——ピリオド楽器で演奏することで、ショパンのどのような一面が浮かんできますか?
コッホ この質問については、私の個人的な答えを書かせていただきます。ショパンは、常に楽器と対話しながら、語り、歌い、踊っています。私の考えでは、ショパンの様式上の基準や要求は、歴史的な楽器において、よりハッキリとします。ショパンが私たちのもとに理想的な姿で現れるのです。
私が望んでいるのは、コンクールにおいて、ピアニストたちがもっと作曲者のように演奏し、楽器を通して音楽という言葉と繋がることです。そうすることで、ショパンの多彩なパーソナリティーが、より明らかになるはずです。ショパンの心理状態や様子が、まるで直に見聞きするかのように、ありありと感じ取れるようになるでしょう。そうした感覚は、高い音楽的な感受性を前提にしています。そして、演奏者の直感が、アプローチの鍵となります。
コッホ 私はショパンの音楽を日記帳のように読んでいます。その日記帳は、諦念と陶酔の狭間で、まるで鏡に映っているかのように、あらゆる心情を描き出してくれます。私がそれを発見したのは、15年前に初めてプレイエル・ピアノの前に座ったときでした。私にとってもっとも美しく魅力的な発見でした。というのも、私は突如として我が家にいるかのように感じたからです。そう、まるでショパンの生み出した桃源郷にいるかのように! それを的確に表す言葉は見当たりません。
——ショパンコンクールでは即興的装飾に関する指示がありません。装飾音についてはどのようにお考えですか。
コッホ 私が好きなのは、あなたが書いておられるように、装飾が常に即興で弾かれているように響くことです。それ自体が、すでに芸術の一形態だからです。装飾をどう受け止めるかは、私の経験に従えば、コンクールの審査委員会の中でも意見が分かれるところです。

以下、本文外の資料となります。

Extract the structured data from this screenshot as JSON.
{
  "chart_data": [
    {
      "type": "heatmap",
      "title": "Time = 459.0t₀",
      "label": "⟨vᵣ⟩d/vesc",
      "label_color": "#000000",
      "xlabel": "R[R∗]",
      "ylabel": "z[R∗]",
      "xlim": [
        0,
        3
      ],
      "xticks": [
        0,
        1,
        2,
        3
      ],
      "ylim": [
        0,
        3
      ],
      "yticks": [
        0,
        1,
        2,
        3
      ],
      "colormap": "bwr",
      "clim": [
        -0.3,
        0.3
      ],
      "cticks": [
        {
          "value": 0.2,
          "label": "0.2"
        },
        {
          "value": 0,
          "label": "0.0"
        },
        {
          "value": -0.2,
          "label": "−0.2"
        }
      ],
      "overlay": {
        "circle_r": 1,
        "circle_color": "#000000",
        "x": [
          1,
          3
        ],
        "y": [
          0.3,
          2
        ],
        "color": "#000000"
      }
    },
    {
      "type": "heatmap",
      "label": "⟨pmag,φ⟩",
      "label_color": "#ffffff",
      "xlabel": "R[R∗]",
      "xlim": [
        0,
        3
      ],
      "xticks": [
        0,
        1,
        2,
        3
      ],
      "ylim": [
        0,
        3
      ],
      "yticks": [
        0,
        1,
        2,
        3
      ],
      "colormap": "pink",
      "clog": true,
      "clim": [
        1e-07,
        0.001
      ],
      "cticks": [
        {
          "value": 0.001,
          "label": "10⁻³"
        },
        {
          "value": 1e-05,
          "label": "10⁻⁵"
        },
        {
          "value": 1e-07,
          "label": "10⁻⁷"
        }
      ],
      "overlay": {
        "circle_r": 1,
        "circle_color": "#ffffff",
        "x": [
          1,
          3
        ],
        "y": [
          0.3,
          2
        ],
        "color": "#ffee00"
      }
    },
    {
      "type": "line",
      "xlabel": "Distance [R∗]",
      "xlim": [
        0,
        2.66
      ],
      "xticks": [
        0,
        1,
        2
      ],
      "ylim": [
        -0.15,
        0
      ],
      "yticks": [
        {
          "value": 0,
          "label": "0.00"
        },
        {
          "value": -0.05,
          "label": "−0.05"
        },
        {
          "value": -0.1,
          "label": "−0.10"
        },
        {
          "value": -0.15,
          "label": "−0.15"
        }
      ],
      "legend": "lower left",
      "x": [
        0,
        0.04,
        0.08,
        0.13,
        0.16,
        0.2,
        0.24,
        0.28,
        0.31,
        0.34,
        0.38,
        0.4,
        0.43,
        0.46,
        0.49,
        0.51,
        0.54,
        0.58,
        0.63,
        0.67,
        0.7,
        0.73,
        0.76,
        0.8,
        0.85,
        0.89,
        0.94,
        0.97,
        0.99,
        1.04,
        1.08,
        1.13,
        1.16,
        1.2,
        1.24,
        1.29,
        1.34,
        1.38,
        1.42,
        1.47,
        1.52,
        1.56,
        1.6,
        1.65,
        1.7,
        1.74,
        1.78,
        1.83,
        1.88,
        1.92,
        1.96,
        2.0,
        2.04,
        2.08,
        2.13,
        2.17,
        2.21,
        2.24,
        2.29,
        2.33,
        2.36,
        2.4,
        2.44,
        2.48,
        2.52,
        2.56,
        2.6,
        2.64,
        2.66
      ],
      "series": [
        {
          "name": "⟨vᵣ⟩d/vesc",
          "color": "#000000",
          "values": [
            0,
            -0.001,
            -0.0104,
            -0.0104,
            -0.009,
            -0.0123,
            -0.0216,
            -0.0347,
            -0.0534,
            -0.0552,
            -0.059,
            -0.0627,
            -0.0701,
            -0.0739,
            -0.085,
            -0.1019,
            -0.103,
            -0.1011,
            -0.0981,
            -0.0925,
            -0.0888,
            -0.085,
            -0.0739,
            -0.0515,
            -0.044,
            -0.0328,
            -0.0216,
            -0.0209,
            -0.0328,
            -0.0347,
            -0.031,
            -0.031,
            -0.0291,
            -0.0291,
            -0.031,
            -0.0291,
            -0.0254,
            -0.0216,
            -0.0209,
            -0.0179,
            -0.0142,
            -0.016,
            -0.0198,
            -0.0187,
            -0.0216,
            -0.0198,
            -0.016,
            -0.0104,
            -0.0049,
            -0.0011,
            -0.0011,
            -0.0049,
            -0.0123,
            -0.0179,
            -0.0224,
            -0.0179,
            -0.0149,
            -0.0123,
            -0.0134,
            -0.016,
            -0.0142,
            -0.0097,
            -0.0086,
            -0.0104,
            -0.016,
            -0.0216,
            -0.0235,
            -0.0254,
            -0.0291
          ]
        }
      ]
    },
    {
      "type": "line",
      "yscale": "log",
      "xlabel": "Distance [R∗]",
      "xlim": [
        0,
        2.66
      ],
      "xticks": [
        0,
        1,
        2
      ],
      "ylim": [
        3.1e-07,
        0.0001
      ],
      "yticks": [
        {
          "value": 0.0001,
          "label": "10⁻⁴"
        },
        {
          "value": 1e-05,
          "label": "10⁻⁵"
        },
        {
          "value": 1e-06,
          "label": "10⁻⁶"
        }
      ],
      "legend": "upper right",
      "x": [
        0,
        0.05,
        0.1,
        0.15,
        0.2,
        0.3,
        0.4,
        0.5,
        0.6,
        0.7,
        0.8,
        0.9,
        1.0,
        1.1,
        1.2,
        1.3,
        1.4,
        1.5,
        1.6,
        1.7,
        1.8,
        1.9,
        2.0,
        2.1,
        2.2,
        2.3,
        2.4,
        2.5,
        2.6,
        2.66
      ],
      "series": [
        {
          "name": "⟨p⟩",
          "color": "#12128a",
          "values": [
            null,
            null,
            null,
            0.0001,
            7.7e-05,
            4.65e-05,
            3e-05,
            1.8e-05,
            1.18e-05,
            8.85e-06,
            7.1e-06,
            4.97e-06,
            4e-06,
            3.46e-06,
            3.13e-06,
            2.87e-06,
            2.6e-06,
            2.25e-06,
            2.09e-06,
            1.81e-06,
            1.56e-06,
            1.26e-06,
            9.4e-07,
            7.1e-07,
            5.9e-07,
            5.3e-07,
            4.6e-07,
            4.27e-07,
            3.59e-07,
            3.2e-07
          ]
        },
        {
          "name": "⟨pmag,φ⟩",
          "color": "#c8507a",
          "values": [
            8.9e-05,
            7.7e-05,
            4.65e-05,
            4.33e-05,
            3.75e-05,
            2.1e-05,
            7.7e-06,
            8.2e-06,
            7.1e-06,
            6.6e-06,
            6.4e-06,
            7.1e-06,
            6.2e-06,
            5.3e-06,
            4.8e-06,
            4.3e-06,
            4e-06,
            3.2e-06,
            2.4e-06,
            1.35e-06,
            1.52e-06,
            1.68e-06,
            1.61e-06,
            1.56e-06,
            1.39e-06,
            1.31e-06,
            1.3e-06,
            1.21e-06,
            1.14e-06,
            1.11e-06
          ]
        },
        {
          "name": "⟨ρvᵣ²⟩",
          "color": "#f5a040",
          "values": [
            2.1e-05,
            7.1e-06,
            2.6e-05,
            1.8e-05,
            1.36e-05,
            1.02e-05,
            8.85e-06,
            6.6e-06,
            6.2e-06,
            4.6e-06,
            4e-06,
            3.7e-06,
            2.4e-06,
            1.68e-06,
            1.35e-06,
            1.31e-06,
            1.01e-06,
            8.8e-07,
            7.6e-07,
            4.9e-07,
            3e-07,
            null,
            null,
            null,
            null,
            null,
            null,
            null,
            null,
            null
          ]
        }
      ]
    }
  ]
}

声楽において、装飾の必要性は、自明のことです。ベッリーニが作ったベルカント歌唱の音楽の素晴らしいカンティレーナ(シンプルな旋律)を思い起こしてください。ショパンはベッリーニのカンティレーナを高く評価し、愛していました。そうした旋律は、メロディの構築を活発にするとともに、様式的に適切な範囲内で、音楽に個性的なニュアンスを与えます。しかるべき形式でモーツァルトのピアノ音楽を演奏するためにも、装飾を施すことが必要不可欠だと、私は考えています。